Integral of $\int \frac{\sqrt{9-x^2}}{x}$ I don't understand how the integral 
$$\int \frac{\sqrt{9-x^2}}{x}=\sqrt{9-x^2}-3 \ln(\sqrt{9-x^2}+3)+3 \log(x)+c$$
I keep getting $-3/x +c$ as the answer.
 A: Differentiate:
$$\left(\sqrt{9-x^2}-3\log(\sqrt{9-x^2}+3)+3\log x+C\right)'=$$
$$=-\frac x{\sqrt{9-x^2}}+\frac{3x}{\sqrt{9-x^2}}\cdot\frac1{\sqrt{9-x^2}+3}+\frac3x=$$
$$=\frac x{\sqrt{9-x^2}}\left(-1+\frac3{\sqrt{9-x^2}+3}\right)+\frac3x=$$
$$=\require{cancel}\frac x{\cancel{\sqrt{9-x^2}}}\frac{-\cancel{\sqrt{9-x^2}}}{\sqrt{9-x^2}+3}+\frac3x=\frac{9-x^2+3\sqrt{9-x^2}}{x(\sqrt{9-x^2}+3)}=$$
$$\frac{\sqrt{9-x^2}\left(\sqrt{9-x^2}+3\right)}{x(\sqrt{9-x^2}+3)}=\frac{\sqrt{9-x^2}}x$$
so they are right, you are wrong.
A: Hint:  if you put $x=3sin(t)$  with $t\in (0,\pi)$  then
your function becomes
$\frac{3\sqrt{1-sin^2(t)}}{3sin(t)}$
and $dx$ becomes $3cos(t)dt$.
your integral will be 
$\int \frac{3cos^2(t)sin(t)}{1-cos^2(t)}dt$
which can be finished by putting 
$u=cos(t)$
and converting the fraction obtained into its partials.

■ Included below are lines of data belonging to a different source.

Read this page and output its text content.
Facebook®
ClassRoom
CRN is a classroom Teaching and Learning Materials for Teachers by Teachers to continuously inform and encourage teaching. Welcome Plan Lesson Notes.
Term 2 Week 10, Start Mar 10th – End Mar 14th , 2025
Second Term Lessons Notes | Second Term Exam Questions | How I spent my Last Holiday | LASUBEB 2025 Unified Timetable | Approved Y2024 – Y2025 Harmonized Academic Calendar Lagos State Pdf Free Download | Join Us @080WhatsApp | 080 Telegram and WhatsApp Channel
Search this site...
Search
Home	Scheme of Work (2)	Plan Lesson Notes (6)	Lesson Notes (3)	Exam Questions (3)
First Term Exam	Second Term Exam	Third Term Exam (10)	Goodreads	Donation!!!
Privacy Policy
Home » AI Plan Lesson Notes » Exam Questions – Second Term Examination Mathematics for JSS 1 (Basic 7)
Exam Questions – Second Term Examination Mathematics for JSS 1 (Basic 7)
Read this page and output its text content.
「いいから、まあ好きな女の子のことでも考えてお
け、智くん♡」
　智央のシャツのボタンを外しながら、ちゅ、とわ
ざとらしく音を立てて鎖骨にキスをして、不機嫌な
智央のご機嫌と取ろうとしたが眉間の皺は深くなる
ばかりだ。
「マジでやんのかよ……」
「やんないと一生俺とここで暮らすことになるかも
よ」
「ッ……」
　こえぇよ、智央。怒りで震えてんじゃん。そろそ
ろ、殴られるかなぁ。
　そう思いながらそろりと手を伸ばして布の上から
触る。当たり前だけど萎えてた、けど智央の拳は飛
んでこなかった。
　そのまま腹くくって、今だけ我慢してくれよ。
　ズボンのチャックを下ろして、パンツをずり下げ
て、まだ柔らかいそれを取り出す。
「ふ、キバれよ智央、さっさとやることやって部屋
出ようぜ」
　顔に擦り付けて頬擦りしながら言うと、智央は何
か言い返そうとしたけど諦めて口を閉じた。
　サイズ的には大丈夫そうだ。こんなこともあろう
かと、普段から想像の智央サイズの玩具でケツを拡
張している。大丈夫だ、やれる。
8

A: First thing - it is generally a bad idea to write $\int \dfrac{\sqrt{9-x^2}}{x}$ without the $dx$ part, it takes away the meaning of the integral.
So, solving $\int \dfrac{\sqrt{9-x^2}}{x} \cdot dx$
The key step is to consider the substitution $x = 3\sin \theta$. Thus, $dx = 3\cos \theta \cdot d\theta$
On substitution, the problem becomes $\int \dfrac{\cos \theta}{\sin \theta} \cdot 3\cos \theta \cdot d\theta$ = $\int 3 (\csc \theta - \sin \theta) \cdot d\theta$. 
From here, using $\int \csc \theta \cdot d\theta  = -\ln (\csc \theta + \cot \theta)$ and $\int \sin \theta \cdot d\theta = - \cos \theta$ and substituting back $x$ would give you the result
$\sqrt{9-x^2}-3 \ln(\sqrt{9-x^2}+3)+3 \log(x)+c$